Bébés nés sans main ou sans bras : "On se dit qu'il s'est passé quelque chose dans notre environnement", témoigne une famille

Santé
MALFORMATION - Les ministres de la Santé et de la Transition écologique, Agnès Buzyn et François de Rugy, ont annoncé dimanche une nouvelle enquête sur plusieurs cas groupés de bébés malformés. Dans le Morbihan, Tiphaine et Samuel ont donné naissance en 2013 à une petite fille atteinte "d'agénésie supérieure des membres supérieurs".

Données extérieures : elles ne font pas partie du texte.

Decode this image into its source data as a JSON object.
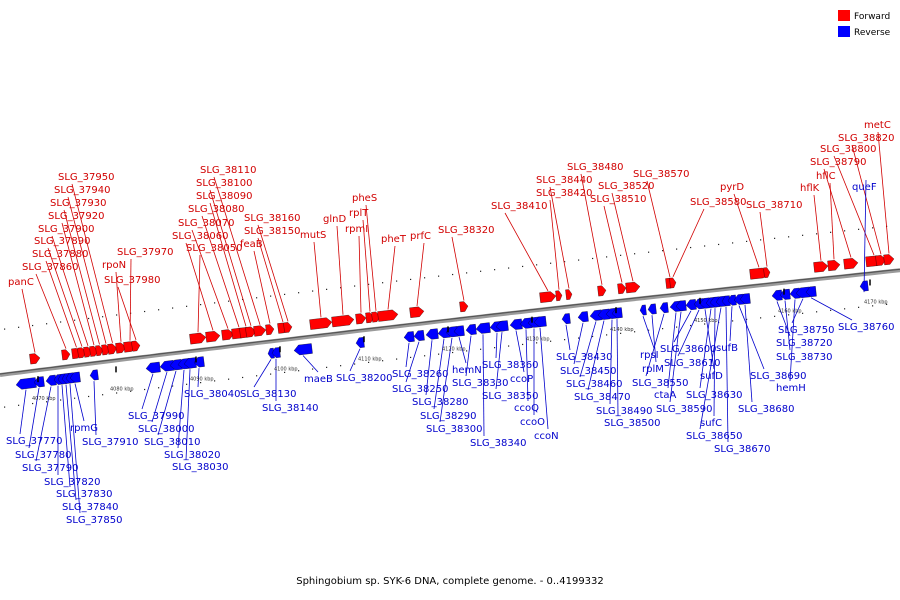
{
  "colors": {
    "forward": "#ff0000",
    "reverse": "#0000ff",
    "backbone": "#808080"
  },
  "legend": {
    "forward": "Forward",
    "reverse": "Reverse"
  },
  "caption": "Sphingobium sp. SYK-6 DNA, complete genome. - 0..4199332",
  "scale_ticks": [
    "4070 kbp",
    "4080 kbp",
    "4090 kbp",
    "4100 kbp",
    "4110 kbp",
    "4120 kbp",
    "4130 kbp",
    "4140 kbp",
    "4150 kbp",
    "4160 kbp",
    "4170 kbp"
  ],
  "forward_genes": [
    "panC",
    "SLG_37860",
    "SLG_37880",
    "SLG_37890",
    "SLG_37900",
    "SLG_37920",
    "SLG_37930",
    "SLG_37940",
    "SLG_37950",
    "rpoN",
    "SLG_37970",
    "SLG_37980",
    "SLG_38050",
    "SLG_38060",
    "SLG_38070",
    "SLG_38080",
    "SLG_38090",
    "SLG_38100",
    "SLG_38110",
    "feaB",
    "SLG_38150",
    "SLG_38160",
    "mutS",
    "glnD",
    "rpmI",
    "rplT",
    "pheS",
    "pheT",
    "prfC",
    "SLG_38320",
    "SLG_38410",
    "SLG_38420",
    "SLG_38440",
    "SLG_38480",
    "SLG_38510",
    "SLG_38520",
    "SLG_38570",
    "SLG_38580",
    "pyrD",
    "SLG_38710",
    "hflK",
    "hflC",
    "SLG_38790",
    "SLG_38800",
    "SLG_38820",
    "metC"
  ],
  "reverse_genes": [
    "SLG_37770",
    "SLG_37780",
    "SLG_37790",
    "SLG_37820",
    "SLG_37830",
    "SLG_37840",
    "SLG_37850",
    "rpmG",
    "SLG_37910",
    "SLG_37990",
    "SLG_38000",
    "SLG_38010",
    "SLG_38020",
    "SLG_38030",
    "SLG_38040",
    "SLG_38130",
    "SLG_38140",
    "maeB",
    "SLG_38200",
    "SLG_38260",
    "SLG_38250",
    "SLG_38280",
    "SLG_38290",
    "SLG_38300",
    "SLG_38340",
    "hemN",
    "SLG_38330",
    "SLG_38360",
    "SLG_38350",
    "ccoP",
    "ccoQ",
    "ccoO",
    "ccoN",
    "SLG_38430",
    "SLG_38450",
    "SLG_38460",
    "SLG_38470",
    "SLG_38490",
    "SLG_38500",
    "rpsI",
    "rplM",
    "SLG_38550",
    "ctaA",
    "SLG_38590",
    "SLG_38600",
    "SLG_38610",
    "sufD",
    "SLG_38630",
    "sufC",
    "SLG_38650",
    "SLG_38670",
    "sufB",
    "SLG_38690",
    "SLG_38680",
    "SLG_38720",
    "SLG_38730",
    "hemH",
    "SLG_38750",
    "SLG_38760",
    "queF"
  ]
}
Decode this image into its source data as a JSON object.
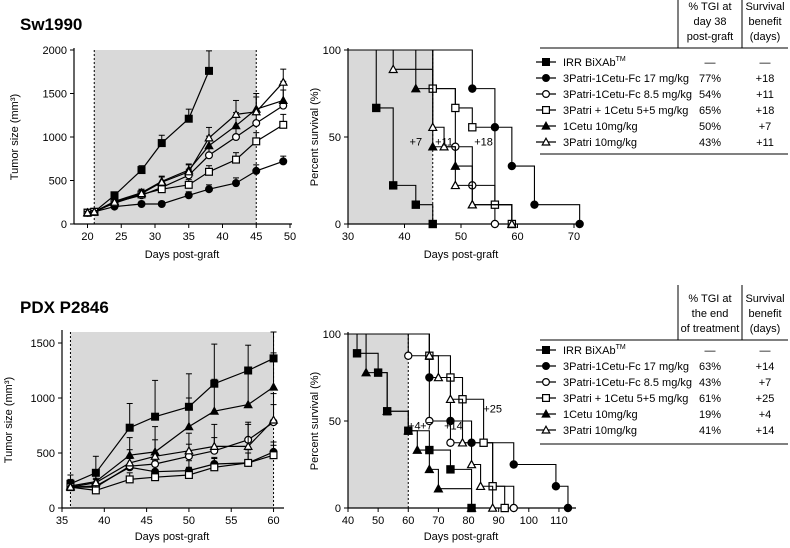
{
  "chart_data": [
    {
      "type": "line",
      "title": "Sw1990",
      "xlabel": "Days post-graft",
      "ylabel": "Tumor size (mm³)",
      "xlim": [
        18,
        50
      ],
      "ylim": [
        0,
        2000
      ],
      "xticks": [
        "20",
        "25",
        "30",
        "35",
        "40",
        "45",
        "50"
      ],
      "yticks": [
        "0",
        "500",
        "1000",
        "1500",
        "2000"
      ],
      "shaded_x": [
        21,
        45
      ],
      "series": [
        {
          "name": "IRR BiXAb™",
          "marker": "square-filled",
          "x": [
            20,
            21,
            24,
            28,
            31,
            35,
            38
          ],
          "y": [
            130,
            140,
            330,
            620,
            930,
            1210,
            1760
          ],
          "err": [
            15,
            15,
            30,
            50,
            90,
            110,
            230
          ]
        },
        {
          "name": "3Patri-1Cetu-Fc 17 mg/kg",
          "marker": "circle-filled",
          "x": [
            20,
            21,
            24,
            28,
            31,
            35,
            38,
            42,
            45,
            49
          ],
          "y": [
            130,
            140,
            200,
            230,
            230,
            330,
            400,
            470,
            610,
            720
          ],
          "err": [
            15,
            15,
            20,
            30,
            30,
            40,
            50,
            60,
            70,
            60
          ]
        },
        {
          "name": "3Patri-1Cetu-Fc 8.5 mg/kg",
          "marker": "circle-open",
          "x": [
            20,
            21,
            24,
            28,
            31,
            35,
            38,
            42,
            45,
            49
          ],
          "y": [
            130,
            140,
            250,
            330,
            420,
            560,
            790,
            1000,
            1160,
            1360
          ],
          "err": [
            15,
            15,
            25,
            40,
            50,
            70,
            90,
            110,
            140,
            180
          ]
        },
        {
          "name": "3Patri + 1Cetu 5+5 mg/kg",
          "marker": "square-open",
          "x": [
            20,
            21,
            24,
            28,
            31,
            35,
            38,
            42,
            45,
            49
          ],
          "y": [
            130,
            140,
            240,
            340,
            400,
            450,
            600,
            740,
            950,
            1140
          ],
          "err": [
            15,
            15,
            25,
            40,
            50,
            60,
            70,
            80,
            100,
            120
          ]
        },
        {
          "name": "1Cetu 10mg/kg",
          "marker": "triangle-filled",
          "x": [
            20,
            21,
            24,
            28,
            31,
            35,
            38,
            42,
            45,
            49
          ],
          "y": [
            130,
            140,
            260,
            360,
            490,
            620,
            900,
            1130,
            1320,
            1420
          ],
          "err": [
            15,
            15,
            30,
            40,
            60,
            70,
            110,
            150,
            180,
            220
          ]
        },
        {
          "name": "3Patri 10mg/kg",
          "marker": "triangle-open",
          "x": [
            20,
            21,
            24,
            28,
            31,
            35,
            38,
            42,
            45,
            49
          ],
          "y": [
            130,
            140,
            250,
            350,
            480,
            600,
            990,
            1260,
            1290,
            1630
          ],
          "err": [
            15,
            15,
            30,
            40,
            60,
            80,
            120,
            160,
            170,
            150
          ]
        }
      ]
    },
    {
      "type": "line",
      "title": "",
      "xlabel": "Days post-graft",
      "ylabel": "Percent survival (%)",
      "xlim": [
        30,
        70
      ],
      "ylim": [
        0,
        100
      ],
      "xticks": [
        "30",
        "40",
        "50",
        "60",
        "70"
      ],
      "yticks": [
        "0",
        "50",
        "100"
      ],
      "shaded_x": [
        30,
        45
      ],
      "annotations": [
        {
          "x": 42,
          "y": 45,
          "text": "+7"
        },
        {
          "x": 47,
          "y": 45,
          "text": "+11"
        },
        {
          "x": 54,
          "y": 45,
          "text": "+18"
        }
      ],
      "series": [
        {
          "name": "IRR BiXAb™",
          "marker": "square-filled",
          "steps": [
            [
              30,
              100
            ],
            [
              35,
              66.7
            ],
            [
              38,
              22.2
            ],
            [
              42,
              11.1
            ],
            [
              45,
              0
            ]
          ]
        },
        {
          "name": "3Patri-1Cetu-Fc 17 mg/kg",
          "marker": "circle-filled",
          "steps": [
            [
              30,
              100
            ],
            [
              52,
              77.8
            ],
            [
              56,
              55.6
            ],
            [
              59,
              33.3
            ],
            [
              63,
              11.1
            ],
            [
              71,
              0
            ]
          ]
        },
        {
          "name": "3Patri-1Cetu-Fc 8.5 mg/kg",
          "marker": "circle-open",
          "steps": [
            [
              30,
              100
            ],
            [
              45,
              77.8
            ],
            [
              49,
              44.4
            ],
            [
              52,
              22.2
            ],
            [
              56,
              0
            ]
          ]
        },
        {
          "name": "3Patri + 1Cetu 5+5 mg/kg",
          "marker": "square-open",
          "steps": [
            [
              30,
              100
            ],
            [
              45,
              77.8
            ],
            [
              49,
              66.7
            ],
            [
              52,
              55.6
            ],
            [
              56,
              11.1
            ],
            [
              59,
              0
            ]
          ]
        },
        {
          "name": "1Cetu 10mg/kg",
          "marker": "triangle-filled",
          "steps": [
            [
              30,
              100
            ],
            [
              42,
              77.8
            ],
            [
              45,
              44.4
            ],
            [
              49,
              33.3
            ],
            [
              52,
              11.1
            ],
            [
              59,
              0
            ]
          ]
        },
        {
          "name": "3Patri 10mg/kg",
          "marker": "triangle-open",
          "steps": [
            [
              30,
              100
            ],
            [
              38,
              88.9
            ],
            [
              45,
              55.6
            ],
            [
              47,
              44.4
            ],
            [
              49,
              22.2
            ],
            [
              52,
              11.1
            ],
            [
              59,
              0
            ]
          ]
        }
      ]
    },
    {
      "type": "line",
      "title": "PDX P2846",
      "xlabel": "Days post-graft",
      "ylabel": "Tumor size (mm³)",
      "xlim": [
        35,
        61
      ],
      "ylim": [
        0,
        1600
      ],
      "xticks": [
        "35",
        "40",
        "45",
        "50",
        "55",
        "60"
      ],
      "yticks": [
        "0",
        "500",
        "1000",
        "1500"
      ],
      "shaded_x": [
        36,
        60
      ],
      "series": [
        {
          "name": "IRR BiXAb™",
          "marker": "square-filled",
          "x": [
            36,
            39,
            43,
            46,
            50,
            53,
            57,
            60
          ],
          "y": [
            220,
            320,
            730,
            830,
            920,
            1130,
            1250,
            1360
          ],
          "err": [
            80,
            150,
            220,
            330,
            300,
            360,
            230,
            240
          ]
        },
        {
          "name": "3Patri-1Cetu-Fc 17 mg/kg",
          "marker": "circle-filled",
          "x": [
            36,
            39,
            43,
            46,
            50,
            53,
            57,
            60
          ],
          "y": [
            190,
            200,
            370,
            330,
            340,
            400,
            410,
            510
          ],
          "err": [
            60,
            70,
            80,
            100,
            90,
            60,
            120,
            90
          ]
        },
        {
          "name": "3Patri-1Cetu-Fc 8.5 mg/kg",
          "marker": "circle-open",
          "x": [
            36,
            39,
            43,
            46,
            50,
            53,
            57,
            60
          ],
          "y": [
            190,
            190,
            380,
            400,
            470,
            520,
            620,
            780
          ],
          "err": [
            60,
            70,
            80,
            100,
            110,
            120,
            140,
            160
          ]
        },
        {
          "name": "3Patri + 1Cetu 5+5 mg/kg",
          "marker": "square-open",
          "x": [
            36,
            39,
            43,
            46,
            50,
            53,
            57,
            60
          ],
          "y": [
            190,
            160,
            260,
            280,
            300,
            370,
            410,
            480
          ],
          "err": [
            50,
            50,
            60,
            70,
            70,
            80,
            90,
            90
          ]
        },
        {
          "name": "1Cetu 10mg/kg",
          "marker": "triangle-filled",
          "x": [
            36,
            39,
            43,
            46,
            50,
            53,
            57,
            60
          ],
          "y": [
            200,
            240,
            480,
            510,
            740,
            880,
            940,
            1100
          ],
          "err": [
            60,
            110,
            160,
            230,
            260,
            290,
            300,
            310
          ]
        },
        {
          "name": "3Patri 10mg/kg",
          "marker": "triangle-open",
          "x": [
            36,
            39,
            43,
            46,
            50,
            53,
            57,
            60
          ],
          "y": [
            190,
            230,
            410,
            470,
            520,
            560,
            560,
            800
          ],
          "err": [
            60,
            90,
            120,
            150,
            160,
            200,
            220,
            240
          ]
        }
      ]
    },
    {
      "type": "line",
      "title": "",
      "xlabel": "Days post-graft",
      "ylabel": "Percent survival (%)",
      "xlim": [
        40,
        115
      ],
      "ylim": [
        0,
        100
      ],
      "xticks": [
        "40",
        "50",
        "60",
        "70",
        "80",
        "90",
        "100",
        "110"
      ],
      "yticks": [
        "0",
        "50",
        "100"
      ],
      "shaded_x": [
        40,
        60
      ],
      "annotations": [
        {
          "x": 62,
          "y": 45,
          "text": "+4"
        },
        {
          "x": 66,
          "y": 45,
          "text": "+7"
        },
        {
          "x": 75,
          "y": 45,
          "text": "+14"
        },
        {
          "x": 88,
          "y": 55,
          "text": "+25"
        }
      ],
      "series": [
        {
          "name": "IRR BiXAb™",
          "marker": "square-filled",
          "steps": [
            [
              40,
              100
            ],
            [
              43,
              88.9
            ],
            [
              50,
              77.8
            ],
            [
              53,
              55.6
            ],
            [
              60,
              44.4
            ],
            [
              67,
              33.3
            ],
            [
              74,
              22.2
            ],
            [
              81,
              0
            ]
          ]
        },
        {
          "name": "3Patri-1Cetu-Fc 17 mg/kg",
          "marker": "circle-filled",
          "steps": [
            [
              40,
              100
            ],
            [
              67,
              75
            ],
            [
              74,
              50
            ],
            [
              81,
              37.5
            ],
            [
              95,
              25
            ],
            [
              109,
              12.5
            ],
            [
              113,
              0
            ]
          ]
        },
        {
          "name": "3Patri-1Cetu-Fc 8.5 mg/kg",
          "marker": "circle-open",
          "steps": [
            [
              40,
              100
            ],
            [
              60,
              87.5
            ],
            [
              67,
              50
            ],
            [
              74,
              37.5
            ],
            [
              88,
              12.5
            ],
            [
              95,
              0
            ]
          ]
        },
        {
          "name": "3Patri + 1Cetu 5+5 mg/kg",
          "marker": "square-open",
          "steps": [
            [
              40,
              100
            ],
            [
              67,
              87.5
            ],
            [
              74,
              75
            ],
            [
              78,
              62.5
            ],
            [
              85,
              37.5
            ],
            [
              88,
              12.5
            ],
            [
              92,
              0
            ]
          ]
        },
        {
          "name": "1Cetu 10mg/kg",
          "marker": "triangle-filled",
          "steps": [
            [
              40,
              100
            ],
            [
              46,
              77.8
            ],
            [
              53,
              55.6
            ],
            [
              60,
              44.4
            ],
            [
              63,
              33.3
            ],
            [
              67,
              22.2
            ],
            [
              70,
              11.1
            ],
            [
              81,
              0
            ]
          ]
        },
        {
          "name": "3Patri 10mg/kg",
          "marker": "triangle-open",
          "steps": [
            [
              40,
              100
            ],
            [
              67,
              87.5
            ],
            [
              70,
              75
            ],
            [
              74,
              62.5
            ],
            [
              78,
              37.5
            ],
            [
              81,
              25
            ],
            [
              84,
              12.5
            ],
            [
              88,
              0
            ]
          ]
        }
      ]
    }
  ],
  "tables": [
    {
      "header_tgi": [
        "% TGI at",
        "day 38",
        "post-graft"
      ],
      "header_surv": [
        "Survival",
        "benefit",
        "(days)"
      ],
      "rows": [
        {
          "name": "IRR BiXAb",
          "sup": "TM",
          "tgi": "—",
          "surv": "—"
        },
        {
          "name": "3Patri-1Cetu-Fc 17 mg/kg",
          "tgi": "77%",
          "surv": "+18"
        },
        {
          "name": "3Patri-1Cetu-Fc 8.5 mg/kg",
          "tgi": "54%",
          "surv": "+11"
        },
        {
          "name": "3Patri + 1Cetu  5+5 mg/kg",
          "tgi": "65%",
          "surv": "+18"
        },
        {
          "name": "1Cetu 10mg/kg",
          "tgi": "50%",
          "surv": "+7"
        },
        {
          "name": "3Patri 10mg/kg",
          "tgi": "43%",
          "surv": "+11"
        }
      ]
    },
    {
      "header_tgi": [
        "% TGI at",
        "the end",
        "of treatment"
      ],
      "header_surv": [
        "Survival",
        "benefit",
        "(days)"
      ],
      "rows": [
        {
          "name": "IRR BiXAb",
          "sup": "TM",
          "tgi": "—",
          "surv": "—"
        },
        {
          "name": "3Patri-1Cetu-Fc 17 mg/kg",
          "tgi": "63%",
          "surv": "+14"
        },
        {
          "name": "3Patri-1Cetu-Fc 8.5 mg/kg",
          "tgi": "43%",
          "surv": "+7"
        },
        {
          "name": "3Patri + 1Cetu  5+5 mg/kg",
          "tgi": "61%",
          "surv": "+25"
        },
        {
          "name": "1Cetu 10mg/kg",
          "tgi": "19%",
          "surv": "+4"
        },
        {
          "name": "3Patri 10mg/kg",
          "tgi": "41%",
          "surv": "+14"
        }
      ]
    }
  ]
}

Le mystère demeure entier. Plusieurs bébés sont nés avec des malformations dans trois zones géographiques en France, atteints "d'agénésie supérieure des membres supérieurs". En d'autres termes, ils sont nés sans main, voire sans avant-bras. Ces cas ont été observés dans l'Ain (7 naissances entre 2009 et 2014), en Loire Atlantique (3 naissances entre 2007 et 2008) et en Bretagne (4 naissances entre 2011 et 2013), à chaque fois dans un périmètre restreint.


"Nous avons décidé de relancer une enquête" avec l'Anses et Santé publique France pour avoir des "regards croisés" de médecins et d'experts de l'environnement, a indiqué dimanche Agnès Buzyn, invitée du "Grand Jury" RTL-Le Figaro-LCI. "On ne peut pas se satisfaire de dire qu'on n'a pas trouvé de causes, c'est insupportable", a ajouté la ministre de la Santé. "On ne peut pas s'en remettre à une sorte de fatalité. Si des bébés naissent avec des malformations, il faut absolument faire toute la lumière. Tout ça doit être mis sur la table pour agir et que cela ne se reproduise pas. Nous irons au bout et nous pousserons les recherches pour savoir la vérité", a confirmé mercredi matin sur LCI son collègue François de Rugy, ministre de la Transition écologique et solidaire, confirmant que le gouvernement avait décidé de lancer de nouvelles investigations.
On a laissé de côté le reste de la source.